Facebook, Microsoft and the Partnership on AI Form the Deepfake Detection Challenge

Academics from several universities will help develop technology to sniff out altered videos

Imitation is the sincerest form of … prevention?

Facebook chief technology officer Mike Schroepfer said in a blog post this week that the social network is taking steps to combat deepfakes, with some highly qualified assistance.

Facebook is teaming up with Microsoft, the Partnership on Artificial Intelligence to Benefit People and Society and academics from Cornell Tech, Massachusetts Institute of Technology, the University of Oxford, University of California-Berkeley, the University of Maryland-College Park and the University at Albany-State University of New York on the Deepfake Detection Challenge.

The goal of the Deepfake Detection Challenge is to develop technology to better detect when AI was used to alter videos and mislead viewers.

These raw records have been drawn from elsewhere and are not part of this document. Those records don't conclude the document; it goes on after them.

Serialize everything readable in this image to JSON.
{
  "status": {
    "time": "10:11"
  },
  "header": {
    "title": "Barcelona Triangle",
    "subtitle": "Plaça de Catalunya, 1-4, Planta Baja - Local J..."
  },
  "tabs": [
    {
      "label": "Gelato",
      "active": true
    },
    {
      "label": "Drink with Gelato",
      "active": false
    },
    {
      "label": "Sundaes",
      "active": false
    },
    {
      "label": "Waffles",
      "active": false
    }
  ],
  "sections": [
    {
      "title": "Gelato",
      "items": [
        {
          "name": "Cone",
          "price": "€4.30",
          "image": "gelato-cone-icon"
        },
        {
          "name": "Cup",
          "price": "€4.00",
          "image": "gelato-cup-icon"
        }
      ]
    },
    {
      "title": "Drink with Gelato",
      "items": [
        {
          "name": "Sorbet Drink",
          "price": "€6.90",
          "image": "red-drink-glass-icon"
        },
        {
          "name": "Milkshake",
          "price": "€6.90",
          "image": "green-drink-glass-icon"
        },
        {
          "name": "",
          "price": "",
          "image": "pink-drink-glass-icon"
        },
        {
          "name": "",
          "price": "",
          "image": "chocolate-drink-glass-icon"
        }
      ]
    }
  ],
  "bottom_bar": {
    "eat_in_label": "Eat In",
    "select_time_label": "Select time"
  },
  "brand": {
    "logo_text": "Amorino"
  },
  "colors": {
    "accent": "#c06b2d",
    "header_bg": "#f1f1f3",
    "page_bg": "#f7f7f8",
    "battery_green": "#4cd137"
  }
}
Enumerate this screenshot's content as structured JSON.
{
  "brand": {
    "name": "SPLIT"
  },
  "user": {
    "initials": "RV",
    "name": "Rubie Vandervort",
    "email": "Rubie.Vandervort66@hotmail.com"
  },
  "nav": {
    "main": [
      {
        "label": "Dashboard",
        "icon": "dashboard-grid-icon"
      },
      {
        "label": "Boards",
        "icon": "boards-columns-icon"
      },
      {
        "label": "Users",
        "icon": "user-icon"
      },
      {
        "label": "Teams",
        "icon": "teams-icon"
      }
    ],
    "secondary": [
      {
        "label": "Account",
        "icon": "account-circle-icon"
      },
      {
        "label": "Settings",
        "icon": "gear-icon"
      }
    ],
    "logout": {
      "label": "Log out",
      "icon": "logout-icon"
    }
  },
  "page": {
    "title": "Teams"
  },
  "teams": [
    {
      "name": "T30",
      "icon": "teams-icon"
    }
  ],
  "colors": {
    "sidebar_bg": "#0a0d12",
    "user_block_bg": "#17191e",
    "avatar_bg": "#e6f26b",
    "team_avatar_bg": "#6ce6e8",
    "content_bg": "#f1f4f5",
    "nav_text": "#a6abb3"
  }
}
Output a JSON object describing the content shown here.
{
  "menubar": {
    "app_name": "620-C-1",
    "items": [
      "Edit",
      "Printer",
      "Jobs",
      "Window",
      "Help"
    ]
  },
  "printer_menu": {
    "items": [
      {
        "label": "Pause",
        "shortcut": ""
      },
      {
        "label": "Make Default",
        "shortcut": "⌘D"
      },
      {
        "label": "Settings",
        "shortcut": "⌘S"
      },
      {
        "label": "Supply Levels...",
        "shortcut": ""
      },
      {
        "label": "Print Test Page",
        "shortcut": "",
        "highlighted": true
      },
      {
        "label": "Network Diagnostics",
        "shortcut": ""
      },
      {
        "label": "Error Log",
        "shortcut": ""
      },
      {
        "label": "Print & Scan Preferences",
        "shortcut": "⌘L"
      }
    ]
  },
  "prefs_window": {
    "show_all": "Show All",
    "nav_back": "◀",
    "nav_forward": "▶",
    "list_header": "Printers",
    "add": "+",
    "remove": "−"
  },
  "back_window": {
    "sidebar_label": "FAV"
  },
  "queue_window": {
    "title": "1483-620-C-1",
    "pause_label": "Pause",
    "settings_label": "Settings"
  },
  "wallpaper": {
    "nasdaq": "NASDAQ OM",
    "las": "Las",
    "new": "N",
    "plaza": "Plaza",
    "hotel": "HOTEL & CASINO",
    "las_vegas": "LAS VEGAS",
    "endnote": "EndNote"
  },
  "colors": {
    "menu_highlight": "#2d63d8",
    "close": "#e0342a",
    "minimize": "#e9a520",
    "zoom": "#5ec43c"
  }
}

Schroepfer said the Deepfake Detection Challenge will include a realistic data set, featuring paid actors, adding that user data from the social network will not be used.

Facebook is dedicating over $10 million to fund the industrywide effort, including the funding of research collaboration and prizes for the challenge.

Schroepfer said the data set and challenge parameters will initially be tested in a targeted technical working session at the International Conference on Computer Vision in Seoul, South Korea, in October, with the full release slated for the Conference on Neural Information Processing Systems in Vancouver in December.

Facebook will enter the challenge, but the company will not accept any financial prizes.

Governance of the challenge will be facilitated and overseen by the Partnership on AI’s new steering committee on AI and media integrity, which is made up of a broad cross-sector coalition of organizations including Facebook, Witness, Microsoft and others in civil society and the technology, media and academic communities.

Schroepfer wrote, “This is a constantly evolving problem, much like spam or other adversarial challenges, and our hope is that by helping the industry and AI community come together, we can make faster progress.”